I have the sequence $l_{n+1} = 3l_n+1$ for $l_0 = 0$ or $1$ (This just shifts the sequence one index back or forward.) The first terms are $(0),1,4,13,40,121,364,\ldots$
So I am looking for an expression for $S(x) = \sum\limits_{n=0}^\infty l_n x^n$ I tried to standard approach:
$$\begin{align}l_{n+1} &= 3l_n +1 \\ \implies \sum\limits_{n=0}^\infty x^{n+1}l_{n+1} &= \sum\limits_{n=0}^\infty 3l_n x^{n+1}+x^{n+1} \\ \implies S(x)-l_0 &= 3xS(x)+\left(\frac 1 {1-x} -1\right) \\ &= 3xS(x)+\frac{1+x}{1-x}\\ \implies (1-3x)S(x) &= \frac{1+x}{1-x}+l_0 \\ \implies S(x) &= \frac{1+x}{(1-3x)(1-x)}+\frac{l_0}{1-3x} \end{align} $$
But the Taylor series of $S$ for $l_0 = 1$ yields:
$2+8 x+26 x^2+80 x^3+242 x^4+728 x^5+\ldots$ which has a factor $2$ compared to what is desired. (Curiously the same series appears for $l_0 = -1$ , but just a side note.) When we simplify $S(x)$ for $l_0 = 1$ we get $\frac{2}{(1-3x)(1-x)}$ so obviously the right expression for $S$ should be $S(x) = \frac{1}{(1-3x)(1-x)}$
For $l_0 = 0$ we should obviously get the same series multiplied by $x$, but this is not the case, we get:
$1+5 x+17 x^2+53 x^3+161 x^4+485 x^5+\ldots$
This leads me to the conclusion that I made an error when derivin $S$ but I just could not find it.
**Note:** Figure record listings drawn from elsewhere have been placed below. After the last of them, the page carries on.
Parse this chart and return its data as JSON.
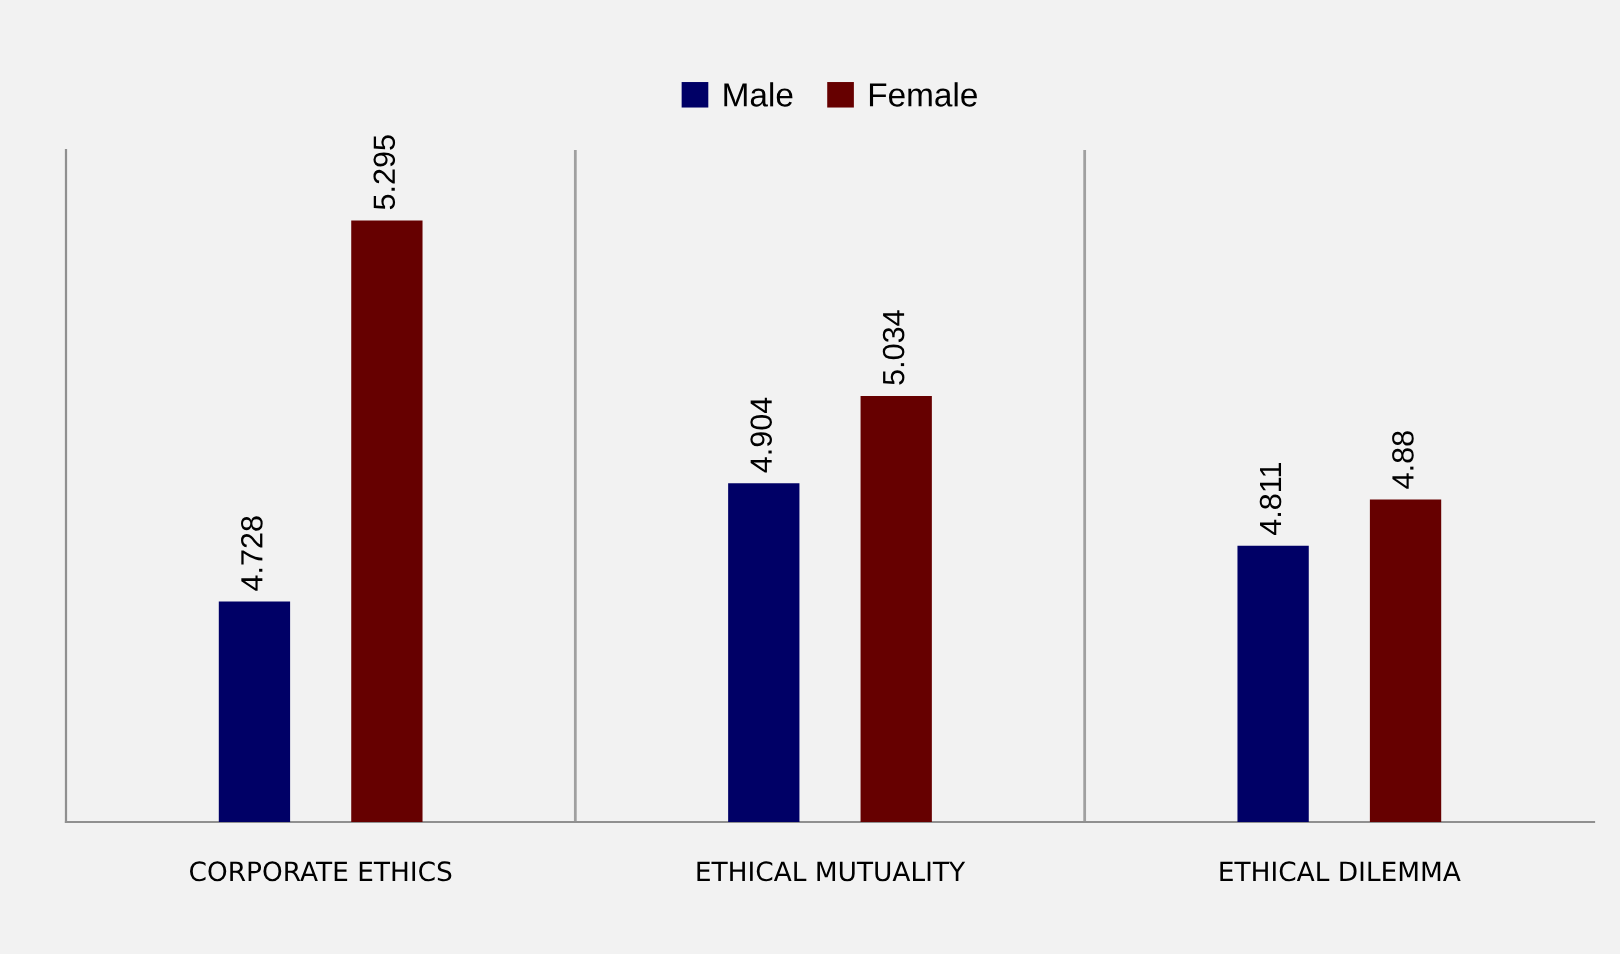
{
  "chart_data": {
    "type": "bar",
    "categories": [
      "CORPORATE ETHICS",
      "ETHICAL MUTUALITY",
      "ETHICAL DILEMMA"
    ],
    "series": [
      {
        "name": "Male",
        "color": "#000066",
        "values": [
          4.728,
          4.904,
          4.811
        ]
      },
      {
        "name": "Female",
        "color": "#660000",
        "values": [
          5.295,
          5.034,
          4.88
        ]
      }
    ],
    "ylim": [
      4.4,
      5.4
    ],
    "tick_labels": "x",
    "data_labels": true,
    "grid": "x",
    "legend": "top"
  }
}
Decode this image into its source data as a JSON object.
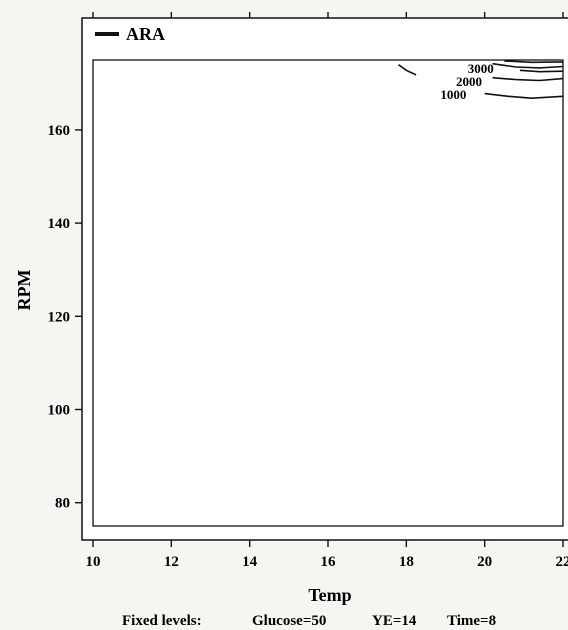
{
  "chart_data": {
    "type": "contour",
    "xlabel": "Temp",
    "ylabel": "RPM",
    "x_ticks": [
      10,
      12,
      14,
      16,
      18,
      20,
      22
    ],
    "y_ticks": [
      80,
      100,
      120,
      140,
      160
    ],
    "xlim": [
      10,
      22
    ],
    "ylim": [
      75,
      175
    ],
    "legend": {
      "label": "ARA",
      "position": "top-left"
    },
    "contours": [
      {
        "level": "1000",
        "points": [
          [
            20.0,
            167.8
          ],
          [
            20.6,
            167.2
          ],
          [
            21.2,
            166.8
          ],
          [
            22.0,
            167.2
          ]
        ],
        "label_at": [
          19.2,
          167.5
        ]
      },
      {
        "level": "2000",
        "points": [
          [
            20.2,
            171.2
          ],
          [
            20.8,
            170.8
          ],
          [
            21.4,
            170.6
          ],
          [
            22.0,
            171.0
          ]
        ],
        "label_at": [
          19.6,
          170.3
        ]
      },
      {
        "level": "3000",
        "points": [
          [
            17.8,
            174.0
          ],
          [
            18.0,
            172.8
          ],
          [
            18.25,
            171.8
          ]
        ],
        "label_at": [
          19.9,
          173.1
        ]
      },
      {
        "level": "",
        "points": [
          [
            20.2,
            174.2
          ],
          [
            20.8,
            173.5
          ],
          [
            21.4,
            173.3
          ],
          [
            22.0,
            173.6
          ]
        ]
      },
      {
        "level": "",
        "points": [
          [
            20.9,
            172.8
          ],
          [
            21.4,
            172.5
          ],
          [
            22.0,
            172.6
          ]
        ]
      },
      {
        "level": "",
        "points": [
          [
            20.5,
            174.8
          ],
          [
            21.2,
            174.5
          ],
          [
            22.0,
            174.6
          ]
        ]
      }
    ],
    "grid": false
  },
  "footer": {
    "prefix": "Fixed levels:",
    "items": [
      "Glucose=50",
      "YE=14",
      "Time=8"
    ]
  }
}
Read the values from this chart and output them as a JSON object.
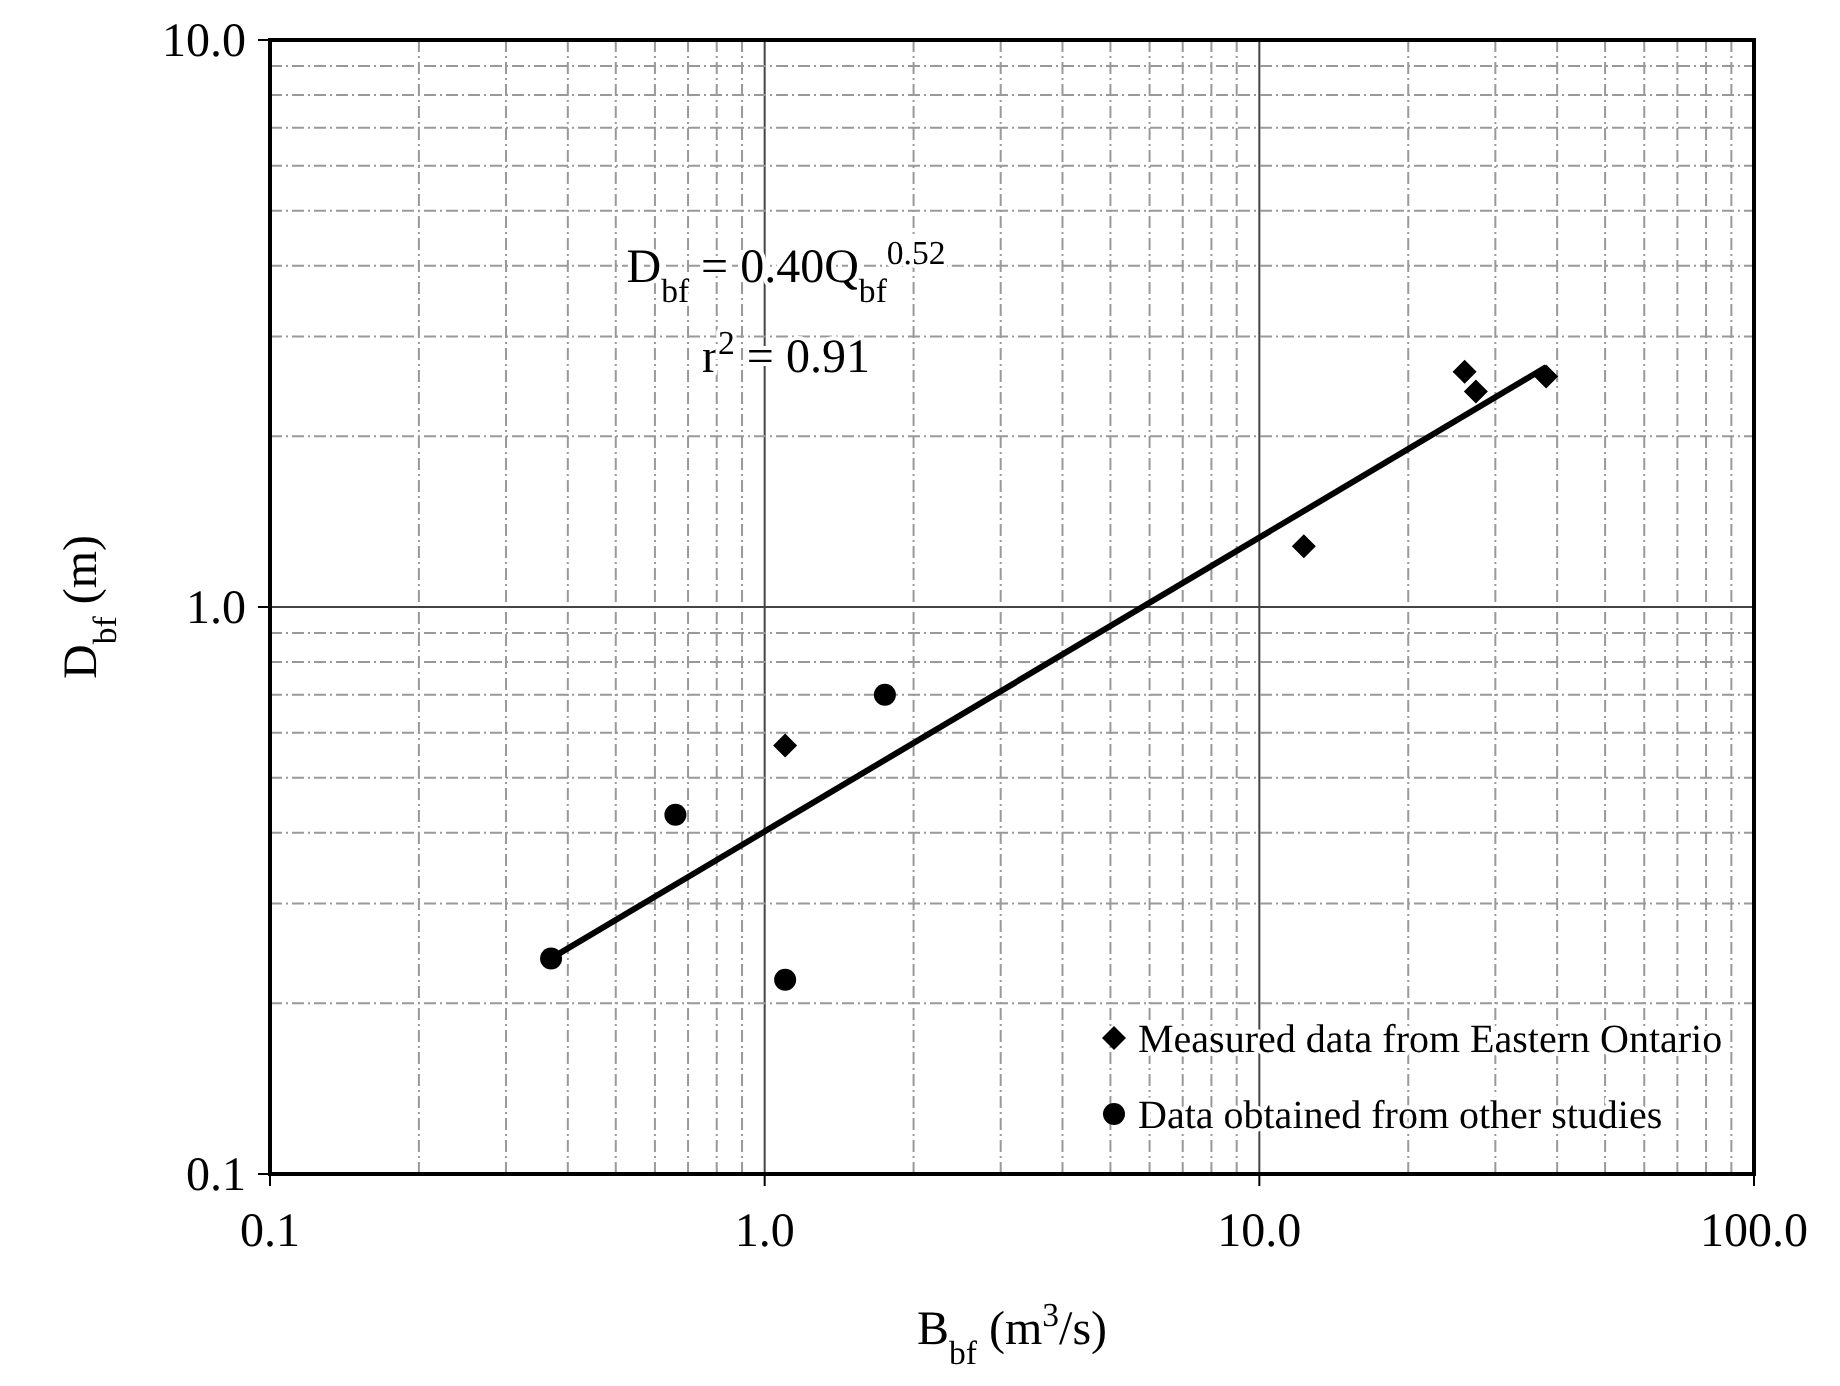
{
  "chart_data": {
    "type": "scatter",
    "xlabel": "B$_{bf}$ (m$^{3}$/s)",
    "ylabel": "D$_{bf}$ (m)",
    "log": "xy",
    "grid": true,
    "legend": "bottom right",
    "xlim": [
      0.1,
      100
    ],
    "ylim": [
      0.1,
      10
    ],
    "xticks": [
      {
        "value": 0.1,
        "label": "0.1"
      },
      {
        "value": 0.2,
        "label": null
      },
      {
        "value": 0.3,
        "label": null
      },
      {
        "value": 0.4,
        "label": null
      },
      {
        "value": 0.5,
        "label": null
      },
      {
        "value": 0.6,
        "label": null
      },
      {
        "value": 0.7,
        "label": null
      },
      {
        "value": 0.8,
        "label": null
      },
      {
        "value": 0.9,
        "label": null
      },
      {
        "value": 1,
        "label": "1.0"
      },
      {
        "value": 2,
        "label": null
      },
      {
        "value": 3,
        "label": null
      },
      {
        "value": 4,
        "label": null
      },
      {
        "value": 5,
        "label": null
      },
      {
        "value": 6,
        "label": null
      },
      {
        "value": 7,
        "label": null
      },
      {
        "value": 8,
        "label": null
      },
      {
        "value": 9,
        "label": null
      },
      {
        "value": 10,
        "label": "10.0"
      },
      {
        "value": 20,
        "label": null
      },
      {
        "value": 30,
        "label": null
      },
      {
        "value": 40,
        "label": null
      },
      {
        "value": 50,
        "label": null
      },
      {
        "value": 60,
        "label": null
      },
      {
        "value": 70,
        "label": null
      },
      {
        "value": 80,
        "label": null
      },
      {
        "value": 90,
        "label": null
      },
      {
        "value": 100,
        "label": "100.0"
      }
    ],
    "yticks": [
      {
        "value": 0.1,
        "label": "0.1"
      },
      {
        "value": 0.2,
        "label": null
      },
      {
        "value": 0.3,
        "label": null
      },
      {
        "value": 0.4,
        "label": null
      },
      {
        "value": 0.5,
        "label": null
      },
      {
        "value": 0.6,
        "label": null
      },
      {
        "value": 0.7,
        "label": null
      },
      {
        "value": 0.8,
        "label": null
      },
      {
        "value": 0.9,
        "label": null
      },
      {
        "value": 1,
        "label": "1.0"
      },
      {
        "value": 2,
        "label": null
      },
      {
        "value": 3,
        "label": null
      },
      {
        "value": 4,
        "label": null
      },
      {
        "value": 5,
        "label": null
      },
      {
        "value": 6,
        "label": null
      },
      {
        "value": 7,
        "label": null
      },
      {
        "value": 8,
        "label": null
      },
      {
        "value": 9,
        "label": null
      },
      {
        "value": 10,
        "label": "10.0"
      }
    ],
    "annotations": [
      "D$_{bf}$ = 0.40Q$_{bf}$$^{0.52}$",
      "r$^{2}$ = 0.91"
    ],
    "series": [
      {
        "name": "Measured data from Eastern Ontario",
        "color": "#000000",
        "marker": "diamond",
        "x": [
          1.1,
          12.3,
          26,
          27.4,
          38
        ],
        "values": [
          0.57,
          1.28,
          2.6,
          2.4,
          2.55
        ]
      },
      {
        "name": "Data obtained from other studies",
        "color": "#000000",
        "marker": "circle",
        "x": [
          0.37,
          0.66,
          1.1,
          1.75
        ],
        "values": [
          0.24,
          0.43,
          0.22,
          0.7
        ]
      },
      {
        "type": "line",
        "color": "#000000",
        "marker": "none",
        "x": [
          0.37,
          38
        ],
        "values": [
          0.24,
          2.65
        ]
      }
    ]
  }
}
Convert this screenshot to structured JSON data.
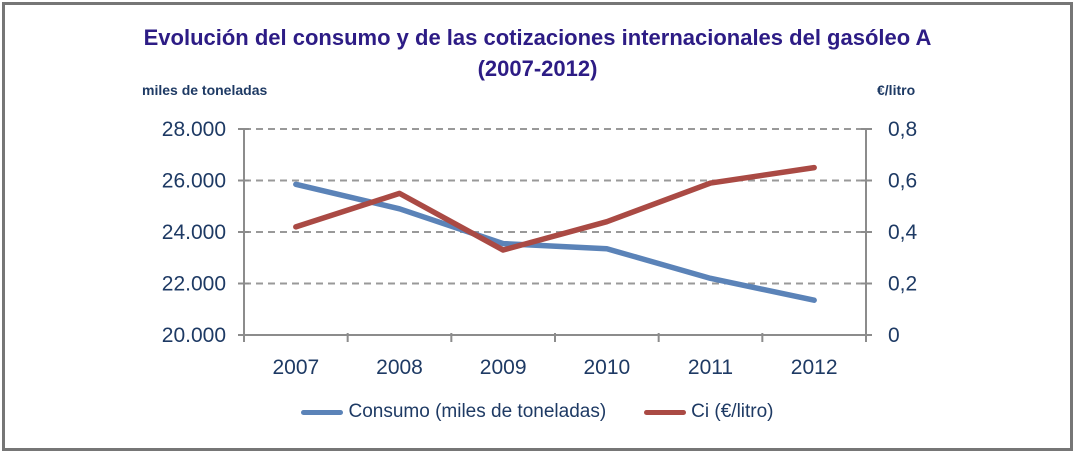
{
  "window": {
    "border_color": "#767676",
    "background": "#ffffff"
  },
  "title": {
    "line1": "Evolución del consumo y de las cotizaciones internacionales del gasóleo A",
    "line2": "(2007-2012)",
    "color": "#2d1c85"
  },
  "chart_data": {
    "type": "line",
    "title": "Evolución del consumo y de las cotizaciones internacionales del gasóleo A (2007-2012)",
    "categories": [
      "2007",
      "2008",
      "2009",
      "2010",
      "2011",
      "2012"
    ],
    "series": [
      {
        "name": "Consumo (miles de toneladas)",
        "axis": "left",
        "color": "#5b83b8",
        "values": [
          25850,
          24900,
          23550,
          23350,
          22200,
          21350
        ]
      },
      {
        "name": "Ci (€/litro)",
        "axis": "right",
        "color": "#aa4a44",
        "values": [
          0.42,
          0.55,
          0.33,
          0.44,
          0.59,
          0.65
        ]
      }
    ],
    "left_axis": {
      "label": "miles de toneladas",
      "min": 20000,
      "max": 28000,
      "step": 2000,
      "tick_labels": [
        "28.000",
        "26.000",
        "24.000",
        "22.000",
        "20.000"
      ]
    },
    "right_axis": {
      "label": "€/litro",
      "min": 0,
      "max": 0.8,
      "step": 0.2,
      "tick_labels": [
        "0,8",
        "0,6",
        "0,4",
        "0,2",
        "0"
      ]
    },
    "grid": "horizontal dashed",
    "grid_color": "#999999",
    "axis_color": "#8c8c8c",
    "tick_text_color": "#1e3a64",
    "legend_position": "bottom"
  },
  "legend": {
    "items": [
      {
        "label": "Consumo (miles de toneladas)",
        "color": "#5b83b8"
      },
      {
        "label": "Ci (€/litro)",
        "color": "#aa4a44"
      }
    ]
  }
}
Please help me find the error! Thank you very much in advance!
Your mistake is that $\sum_{n=0}^{\infty} x^{n+1} = \frac{x}{1-x}$, not $\frac{1+x}{1-x}$.
Fixing that, the rest of the steps are:
$$S(x) = \frac{l_0}{1 - 3x} + \frac{x}{(1-x)(1-3x)}$$
With $l_0 = 0$, that's:
$$\begin{split} S(x) &= \frac{-\frac12}{1-x} + \frac{\frac12}{1-3x} \\ &= -\frac12\sum_{n=0}^{\infty}x^n + \frac12\sum_{n=0}^{\infty}(3x)^n \\ &= \sum_{n=0}^{\infty}\frac{3^n-1}2x^n \end{split}$$
So your series is $l_n = \frac{3^n - 1}2$.
If $l_0 = 1$, the coefficient of the $\frac1{1-3x}$ term becomes $\frac32$ , instead of $\frac12$, so we'd end up with $l_n = \frac{3^{n+1} - 1}2$ instead.